Foreign brokers will also be exempt from paying income tax on commissions from dealing in Shanghai crude oil futures, the finance ministry said.
China will launch the crude oil futures contract at 9 am on March 26 at the Shanghai International Energy Exchange.
The trading margins for the futures have been set at 7 percent of the contract value, while the upward and downward trading limits will be 5 percent, with the trading limits on the first trading day set at 10 percent of the benchmark prices.
Analysts believe the tax exemption is a bonus for the much anticipated launch of crude oil futures in the country.
"The exemption of income tax and individual income tax will help in the promotion of the crude oil futures," said Li Li, energy research director at ICIS China, a consultancy that specializes in the energy market.
"Foreign investors that trade in China's new crude oil futures contract will keep an eye on its future influence and scale, as well as the potential of the Chinese market, while the tax incentives are like an icing on the cake."
The crude oil futures will also help the country develop its own benchmark for oil pricing in addition to current global benchmarks, she added.
The Asia-Pacific region has surpassed America and Europe in crude consumption, but a benchmark with high recognition has been missing.
Li said the launch of the crude oil futures contract will help fill in the gap and more accurately reflect the oil prices in Asia, giving companies in the real economy a bargaining tool while importing crude. She said if the trading in Shanghai goes well, China could help cut down the premium in Asian countries.

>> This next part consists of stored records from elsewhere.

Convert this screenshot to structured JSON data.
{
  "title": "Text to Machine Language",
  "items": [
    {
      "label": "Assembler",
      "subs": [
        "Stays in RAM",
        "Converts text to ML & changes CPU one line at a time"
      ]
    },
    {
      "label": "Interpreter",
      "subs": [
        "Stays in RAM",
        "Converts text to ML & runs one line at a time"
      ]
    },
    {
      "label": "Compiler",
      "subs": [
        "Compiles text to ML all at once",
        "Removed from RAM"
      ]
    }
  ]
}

Wang Lu, an Asia-Pacific oil and gas analyst at Bloomberg Intelligence, said the tax incentive could help increase the number of participants in trading.
"More participants can generate higher liquidity, which is the foundation to form an effective and influential pricing of the crude futures," she said.
"The price of crude futures will reflect market expectations of global supply and demand balance, geopolitical risks, macroeconomic situation and some regional factors such as China's crude imports, refineries' run rate and refining margins."